Lilli Kay, Shirine Babb, Alyssa Bresnahan, Elise Kibler, Jordyn DiNatale, Erik Lochtefeld, and Michael Rispoli star in Meghan Kennedy's Napoli, Brooklyn, directed by Gordon Edelstein, for Roundabout Theatre Company at the Laura Pels Theatre.
Lilli Kay, Shirine Babb, Alyssa Bresnahan, Elise Kibler, Jordyn DiNatale, Erik Lochtefeld, and Michael Rispoli star in Meghan Kennedy's Napoli, Brooklyn, directed by Gordon Edelstein, for Roundabout Theatre Company at the Laura Pels Theatre.
(© Joan Marcus)

Napoli, Brooklyn is a strange play. That's not necessarily a bad thing. In fact, Meghan Kennedy's script might benefit from a warmer embrace of its weirdness. This is especially true of its most unexpected element, which is now blindsiding audiences at the Laura Pels Theatre, where the play is making its world premiere with the Roundabout Theatre Company.
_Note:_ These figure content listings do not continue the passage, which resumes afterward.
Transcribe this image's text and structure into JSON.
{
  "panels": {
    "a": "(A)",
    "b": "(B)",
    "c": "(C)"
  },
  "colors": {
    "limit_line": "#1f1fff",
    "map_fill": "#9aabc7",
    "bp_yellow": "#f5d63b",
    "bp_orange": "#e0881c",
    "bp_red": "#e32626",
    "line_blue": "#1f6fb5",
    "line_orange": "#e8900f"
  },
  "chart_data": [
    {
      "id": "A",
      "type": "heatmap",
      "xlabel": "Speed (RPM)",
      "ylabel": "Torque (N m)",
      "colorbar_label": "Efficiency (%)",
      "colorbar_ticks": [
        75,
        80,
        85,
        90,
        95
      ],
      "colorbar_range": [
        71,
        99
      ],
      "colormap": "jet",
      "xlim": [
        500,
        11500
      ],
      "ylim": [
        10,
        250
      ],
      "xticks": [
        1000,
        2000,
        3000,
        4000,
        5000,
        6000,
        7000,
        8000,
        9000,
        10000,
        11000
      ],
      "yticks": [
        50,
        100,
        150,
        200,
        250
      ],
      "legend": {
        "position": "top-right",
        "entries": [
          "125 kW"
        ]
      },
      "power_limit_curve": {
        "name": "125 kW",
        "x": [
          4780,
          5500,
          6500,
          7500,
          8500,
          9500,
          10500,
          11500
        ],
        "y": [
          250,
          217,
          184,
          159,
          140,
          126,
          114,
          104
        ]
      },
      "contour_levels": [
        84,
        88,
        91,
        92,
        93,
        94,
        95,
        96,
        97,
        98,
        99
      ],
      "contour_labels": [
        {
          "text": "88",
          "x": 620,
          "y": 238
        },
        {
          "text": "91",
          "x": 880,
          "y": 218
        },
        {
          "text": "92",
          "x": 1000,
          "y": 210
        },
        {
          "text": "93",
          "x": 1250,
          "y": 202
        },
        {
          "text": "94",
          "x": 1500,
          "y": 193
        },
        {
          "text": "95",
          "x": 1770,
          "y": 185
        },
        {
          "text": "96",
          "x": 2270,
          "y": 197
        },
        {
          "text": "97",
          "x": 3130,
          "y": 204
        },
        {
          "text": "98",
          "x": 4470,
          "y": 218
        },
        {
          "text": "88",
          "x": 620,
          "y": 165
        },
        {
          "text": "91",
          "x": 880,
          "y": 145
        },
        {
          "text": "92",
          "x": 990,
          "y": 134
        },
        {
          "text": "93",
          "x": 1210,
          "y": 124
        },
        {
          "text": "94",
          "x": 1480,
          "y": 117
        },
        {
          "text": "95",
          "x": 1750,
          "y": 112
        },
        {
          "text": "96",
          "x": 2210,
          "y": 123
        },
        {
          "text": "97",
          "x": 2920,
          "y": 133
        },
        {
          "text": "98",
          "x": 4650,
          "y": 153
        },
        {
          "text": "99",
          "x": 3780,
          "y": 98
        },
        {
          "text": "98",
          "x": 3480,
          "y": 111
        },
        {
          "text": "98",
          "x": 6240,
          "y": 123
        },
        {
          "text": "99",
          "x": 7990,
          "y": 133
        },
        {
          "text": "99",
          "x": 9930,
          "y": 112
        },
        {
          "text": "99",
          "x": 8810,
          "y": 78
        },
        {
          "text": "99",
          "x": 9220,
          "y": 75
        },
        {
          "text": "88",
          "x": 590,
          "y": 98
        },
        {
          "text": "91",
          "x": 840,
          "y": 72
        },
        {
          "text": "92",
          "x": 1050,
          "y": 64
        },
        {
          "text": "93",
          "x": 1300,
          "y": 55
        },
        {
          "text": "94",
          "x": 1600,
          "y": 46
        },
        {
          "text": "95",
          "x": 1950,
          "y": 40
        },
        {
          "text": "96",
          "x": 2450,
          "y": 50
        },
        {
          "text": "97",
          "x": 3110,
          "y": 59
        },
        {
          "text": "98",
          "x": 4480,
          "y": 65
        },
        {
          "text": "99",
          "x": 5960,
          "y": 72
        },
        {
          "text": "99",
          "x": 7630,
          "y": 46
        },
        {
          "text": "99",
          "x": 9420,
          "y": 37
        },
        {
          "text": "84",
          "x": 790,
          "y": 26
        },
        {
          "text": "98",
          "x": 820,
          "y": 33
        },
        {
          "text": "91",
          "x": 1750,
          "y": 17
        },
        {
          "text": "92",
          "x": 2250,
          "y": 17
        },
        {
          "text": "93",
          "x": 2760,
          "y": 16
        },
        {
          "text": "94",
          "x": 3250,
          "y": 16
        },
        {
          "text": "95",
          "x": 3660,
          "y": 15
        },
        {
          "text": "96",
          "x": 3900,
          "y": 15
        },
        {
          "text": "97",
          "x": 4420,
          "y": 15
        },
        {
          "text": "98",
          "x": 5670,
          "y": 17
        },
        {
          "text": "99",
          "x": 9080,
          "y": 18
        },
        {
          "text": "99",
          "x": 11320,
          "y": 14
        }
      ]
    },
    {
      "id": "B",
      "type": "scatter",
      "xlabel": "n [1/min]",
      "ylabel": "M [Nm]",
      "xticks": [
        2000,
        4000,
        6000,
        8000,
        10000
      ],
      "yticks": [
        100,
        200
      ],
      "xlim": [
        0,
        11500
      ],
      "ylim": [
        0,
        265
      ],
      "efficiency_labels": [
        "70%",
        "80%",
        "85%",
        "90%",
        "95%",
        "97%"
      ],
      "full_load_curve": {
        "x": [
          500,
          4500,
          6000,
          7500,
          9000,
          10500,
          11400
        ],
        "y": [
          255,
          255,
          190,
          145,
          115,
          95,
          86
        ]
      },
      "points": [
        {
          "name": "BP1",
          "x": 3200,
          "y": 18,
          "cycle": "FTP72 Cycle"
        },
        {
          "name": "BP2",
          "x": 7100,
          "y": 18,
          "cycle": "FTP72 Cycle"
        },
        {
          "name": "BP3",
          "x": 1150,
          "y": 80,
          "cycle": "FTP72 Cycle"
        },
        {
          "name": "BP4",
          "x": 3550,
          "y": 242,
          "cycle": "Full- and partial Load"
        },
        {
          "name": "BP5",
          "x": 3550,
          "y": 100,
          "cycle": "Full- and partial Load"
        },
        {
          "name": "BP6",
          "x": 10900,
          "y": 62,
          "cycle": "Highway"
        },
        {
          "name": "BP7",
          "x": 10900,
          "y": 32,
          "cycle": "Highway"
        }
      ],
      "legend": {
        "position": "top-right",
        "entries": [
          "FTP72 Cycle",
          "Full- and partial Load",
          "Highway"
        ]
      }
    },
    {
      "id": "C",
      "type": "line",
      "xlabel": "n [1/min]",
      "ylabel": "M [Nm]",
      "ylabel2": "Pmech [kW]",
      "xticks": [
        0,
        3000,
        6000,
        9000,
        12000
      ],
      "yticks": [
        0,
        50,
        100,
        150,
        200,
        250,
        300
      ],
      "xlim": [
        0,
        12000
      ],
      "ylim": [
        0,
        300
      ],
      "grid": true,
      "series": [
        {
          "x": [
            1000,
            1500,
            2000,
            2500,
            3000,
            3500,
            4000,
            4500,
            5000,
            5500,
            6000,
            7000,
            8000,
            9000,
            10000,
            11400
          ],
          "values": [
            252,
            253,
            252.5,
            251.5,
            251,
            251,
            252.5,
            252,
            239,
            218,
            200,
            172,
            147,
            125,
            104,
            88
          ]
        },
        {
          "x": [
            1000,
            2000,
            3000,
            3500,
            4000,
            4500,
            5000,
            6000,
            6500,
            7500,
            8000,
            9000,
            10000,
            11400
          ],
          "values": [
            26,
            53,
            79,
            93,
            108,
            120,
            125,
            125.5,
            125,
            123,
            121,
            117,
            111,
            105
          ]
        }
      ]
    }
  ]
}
The year is 1960: Luda (Alyssa Bresnahan) and Nic Muscolino (Michael Rispoli) are two Italian immigrants raising their three American daughters in Brooklyn's Park Slope neighborhood. Eldest daughter Tina (Lilli Kay) works at a tile factory with Celia Jones (Shirine Babb), a bookish black woman who encourages her to get an education. Middle daughter Vita (Elise Kibler) has been sent away to live in a convent after getting in a physical altercation with dad (she has the bruises to show for it). Youngest daughter Francesca (Jordyn DiNatale) is carrying on a clandestine lesbian affair with Connie Duffy (Juliet Brett), daughter of Luda's favorite Irish butcher (Erik Lochtefeld). The daughters' American notions of the pursuit of happiness clash with Nic's traditional values, making the play feel a lot like the Neapolitan version of Fiddler on the Roof, but after Tevye settles in the States.
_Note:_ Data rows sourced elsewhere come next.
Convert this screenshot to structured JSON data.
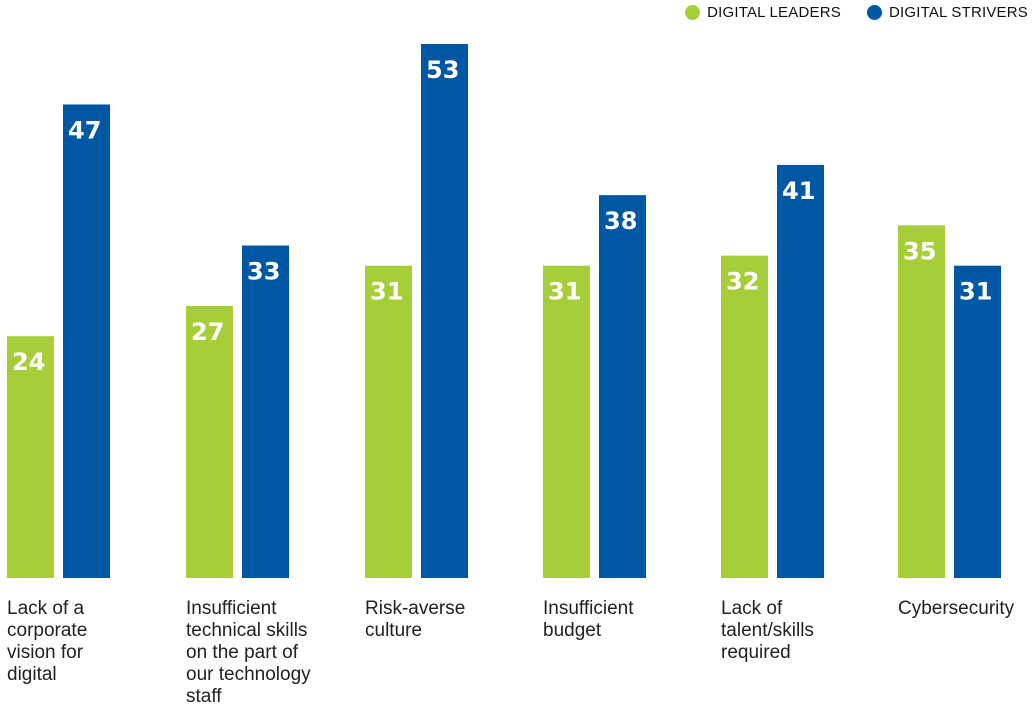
{
  "legend": [
    {
      "label": "DIGITAL LEADERS",
      "color": "#a6ce39"
    },
    {
      "label": "DIGITAL STRIVERS",
      "color": "#0057a3"
    }
  ],
  "chart_data": {
    "type": "bar",
    "categories": [
      "Lack of a corporate vision for digital",
      "Insufficient technical skills on the part of our technology staff",
      "Risk-averse culture",
      "Insufficient budget",
      "Lack of talent/skills required",
      "Cybersecurity"
    ],
    "series": [
      {
        "name": "DIGITAL LEADERS",
        "color": "#a6ce39",
        "values": [
          24,
          27,
          31,
          31,
          32,
          35
        ]
      },
      {
        "name": "DIGITAL STRIVERS",
        "color": "#0057a3",
        "values": [
          47,
          33,
          53,
          38,
          41,
          31
        ]
      }
    ],
    "ylim": [
      0,
      53
    ],
    "grid": false,
    "legend_position": "top-right",
    "title": "",
    "xlabel": "",
    "ylabel": ""
  },
  "category_lines": [
    [
      "Lack of a",
      "corporate",
      "vision for",
      "digital"
    ],
    [
      "Insufficient",
      "technical skills",
      "on the part of",
      "our technology",
      "staff"
    ],
    [
      "Risk-averse",
      "culture"
    ],
    [
      "Insufficient",
      "budget"
    ],
    [
      "Lack of",
      "talent/skills",
      "required"
    ],
    [
      "Cybersecurity"
    ]
  ]
}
Jordyn DiNatale plays Francesca, Alyssa Bresnahan plays Luda, and Juliet Brett plays Connie in Napoli, Brooklyn.
Jordyn DiNatale plays Francesca, Alyssa Bresnahan plays Luda, and Juliet Brett plays Connie in Napoli, Brooklyn.
(© Joan Marcus)

We enjoy the first act of director Gordon Edelstein's production about as much as one would a music-free Fiddler, our interest waxing and waning with the slack in each scene. Eugene Lee's set depicts the Muscolino family apartment, while hanging elements (a sign for the butcher's shop, a giant full-color crucifix) signify a change of scenery when illuminated by Ben Stanton's serviceable lighting. Jane Greenwood's costumes easily evoke the period when presented with Tom Watson's absolutely fabulous hair and wig design. It all results in an earnest, somewhat boring slice of life seemingly meant to satisfy the nostalgia of a sizable tristate demographic. Then, without warning, a shocking event closes the first act and completely changes everything. Patrons suffering from heart conditions, beware.
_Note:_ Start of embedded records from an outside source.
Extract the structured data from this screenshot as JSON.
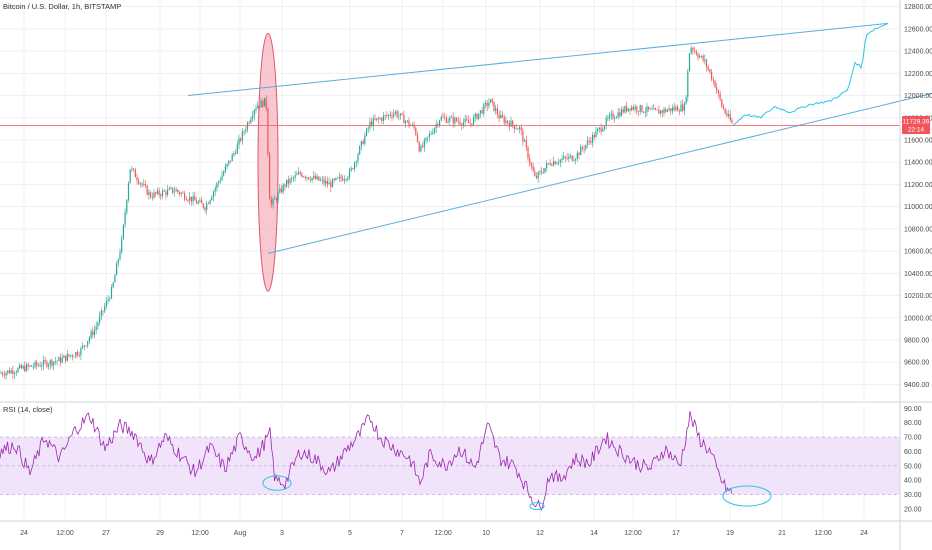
{
  "header": {
    "title": "Bitcoin / U.S. Dollar, 1h, BITSTAMP"
  },
  "price_badge": {
    "value": "11729.39",
    "countdown": "22:14"
  },
  "colors": {
    "up": "#26a69a",
    "down": "#ef5350",
    "trend": "#5aaee0",
    "forecast": "#29c5e6",
    "rsi_line": "#9c27b0",
    "rsi_band": "#f1e3f9",
    "price_line": "#f2545b",
    "ellipse_fill": "#f7b4c0",
    "ellipse_stroke": "#e0566a"
  },
  "chart_data": [
    {
      "type": "candlestick",
      "title": "Bitcoin / U.S. Dollar, 1h, BITSTAMP",
      "x_ticks": [
        "24",
        "12:00",
        "27",
        "29",
        "12:00",
        "Aug",
        "3",
        "5",
        "7",
        "12:00",
        "10",
        "12",
        "14",
        "12:00",
        "17",
        "19",
        "21",
        "12:00",
        "24"
      ],
      "y_ticks": [
        12800,
        12600,
        12400,
        12200,
        12000,
        11800,
        11600,
        11400,
        11200,
        11000,
        10800,
        10600,
        10400,
        10200,
        10000,
        9800,
        9600,
        9400
      ],
      "ylim": [
        9260,
        12860
      ],
      "grid": true,
      "last_price": 11729.39,
      "price_path_knots": [
        [
          0,
          9500
        ],
        [
          30,
          9560
        ],
        [
          60,
          9620
        ],
        [
          80,
          9700
        ],
        [
          95,
          9900
        ],
        [
          112,
          10250
        ],
        [
          122,
          10700
        ],
        [
          130,
          11350
        ],
        [
          150,
          11100
        ],
        [
          175,
          11150
        ],
        [
          205,
          11000
        ],
        [
          235,
          11500
        ],
        [
          255,
          11900
        ],
        [
          266,
          11950
        ],
        [
          270,
          11000
        ],
        [
          285,
          11200
        ],
        [
          300,
          11300
        ],
        [
          330,
          11200
        ],
        [
          350,
          11300
        ],
        [
          370,
          11750
        ],
        [
          395,
          11850
        ],
        [
          415,
          11700
        ],
        [
          420,
          11500
        ],
        [
          440,
          11800
        ],
        [
          470,
          11750
        ],
        [
          490,
          11950
        ],
        [
          500,
          11800
        ],
        [
          520,
          11700
        ],
        [
          535,
          11250
        ],
        [
          550,
          11400
        ],
        [
          575,
          11450
        ],
        [
          590,
          11600
        ],
        [
          610,
          11800
        ],
        [
          630,
          11900
        ],
        [
          655,
          11850
        ],
        [
          685,
          11900
        ],
        [
          690,
          12450
        ],
        [
          705,
          12300
        ],
        [
          715,
          12100
        ],
        [
          722,
          11900
        ],
        [
          733,
          11730
        ]
      ],
      "forecast_path_knots": [
        [
          733,
          11730
        ],
        [
          745,
          11830
        ],
        [
          760,
          11800
        ],
        [
          775,
          11900
        ],
        [
          790,
          11850
        ],
        [
          810,
          11920
        ],
        [
          830,
          11950
        ],
        [
          848,
          12050
        ],
        [
          855,
          12300
        ],
        [
          862,
          12250
        ],
        [
          866,
          12550
        ],
        [
          875,
          12600
        ],
        [
          888,
          12650
        ]
      ],
      "ellipse": {
        "x_center": 268,
        "y_center": 11400,
        "x_radius": 10,
        "y_radius": 1160
      },
      "trendlines": [
        {
          "name": "upper",
          "points": [
            [
              188,
              12000
            ],
            [
              888,
              12650
            ]
          ]
        },
        {
          "name": "lower",
          "points": [
            [
              268,
              10580
            ],
            [
              932,
              12020
            ]
          ]
        }
      ]
    },
    {
      "type": "line",
      "title": "RSI (14, close)",
      "y_ticks": [
        90,
        80,
        70,
        60,
        50,
        40,
        30,
        20
      ],
      "ylim": [
        13,
        93
      ],
      "band": [
        30,
        70
      ],
      "reference_lines": [
        30,
        50,
        70
      ],
      "rsi_knots": [
        [
          0,
          60
        ],
        [
          15,
          65
        ],
        [
          30,
          45
        ],
        [
          45,
          70
        ],
        [
          60,
          55
        ],
        [
          75,
          75
        ],
        [
          90,
          85
        ],
        [
          105,
          62
        ],
        [
          120,
          78
        ],
        [
          135,
          72
        ],
        [
          150,
          52
        ],
        [
          165,
          70
        ],
        [
          180,
          58
        ],
        [
          195,
          45
        ],
        [
          210,
          63
        ],
        [
          225,
          48
        ],
        [
          240,
          70
        ],
        [
          255,
          55
        ],
        [
          270,
          72
        ],
        [
          275,
          40
        ],
        [
          285,
          38
        ],
        [
          300,
          60
        ],
        [
          315,
          55
        ],
        [
          330,
          45
        ],
        [
          345,
          60
        ],
        [
          360,
          72
        ],
        [
          370,
          84
        ],
        [
          380,
          70
        ],
        [
          395,
          62
        ],
        [
          410,
          55
        ],
        [
          420,
          38
        ],
        [
          430,
          58
        ],
        [
          445,
          50
        ],
        [
          460,
          62
        ],
        [
          475,
          48
        ],
        [
          488,
          78
        ],
        [
          500,
          55
        ],
        [
          515,
          50
        ],
        [
          530,
          30
        ],
        [
          540,
          20
        ],
        [
          550,
          45
        ],
        [
          560,
          40
        ],
        [
          575,
          55
        ],
        [
          590,
          52
        ],
        [
          605,
          70
        ],
        [
          620,
          60
        ],
        [
          635,
          52
        ],
        [
          650,
          48
        ],
        [
          665,
          62
        ],
        [
          680,
          50
        ],
        [
          690,
          85
        ],
        [
          700,
          68
        ],
        [
          710,
          60
        ],
        [
          718,
          45
        ],
        [
          725,
          35
        ],
        [
          733,
          30
        ]
      ],
      "annotations": [
        {
          "name": "circle-1",
          "x_center": 277,
          "y_center": 38,
          "x_radius": 14,
          "y_radius": 5
        },
        {
          "name": "circle-2",
          "x_center": 537,
          "y_center": 22,
          "x_radius": 7,
          "y_radius": 2.5
        },
        {
          "name": "circle-3",
          "x_center": 747,
          "y_center": 29,
          "x_radius": 24,
          "y_radius": 7
        }
      ]
    }
  ]
}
Cynical playgoers might dismiss this as Kennedy's way of waking up her audience. If so, Edelstein and his designers wildly succeed, injecting the play with a shot of adrenaline that carries it through to the end. While the conflicts in the first act persist in the second, we wonder just what difference this random, catastrophic event has on their resolution. Does it influence the characters' decisions, or does it merely hasten the inevitable? That's a discussion to be had over post-show drinks, but it is hard to deny the efficacy of Kennedy's introduction of the fate versus free will debate into her story.

That's not to say the performances are uniformly snooze-worthy up to that point. This first-rate cast does its best with the sleepy, somewhat clichéd writing. Bresnahan prevents Luda from slipping into caricature with an earthy, relatable performance (even when she has to talk to an onion, her surrogate for God, with whom she is not speaking). Kibler is plucky and fresh as the smart-mouthed Vita. As Nic, Rispoli embodies a frighteningly realistic Italian patriarch, complete with bursts of anger and delusions of grandeur.

Jordyn DiNatale plays Francesca, and Michael Rispoli plays Nic in Napoli, Brooklyn.
Jordyn DiNatale plays Francesca, and Michael Rispoli plays Nic in Napoli, Brooklyn.
(© Joan Marcus)

If Edelstein's staging occasionally seems clunky, with characters squeezed into corners of the proscenium, it is only because he is saving up his magic for the best part. That deus ex machina is really the most compelling reason to see the show. Seriously, it's incredible.

Of course, Kennedy has a lot to say about the immigrant experience, the tension between old and new, and the violence that derives from an insecure patriarchy — but that's not what you're going to remember about Napoli, Brooklyn. You're going to remember your heart jumping into your throat, mercifully right before intermission.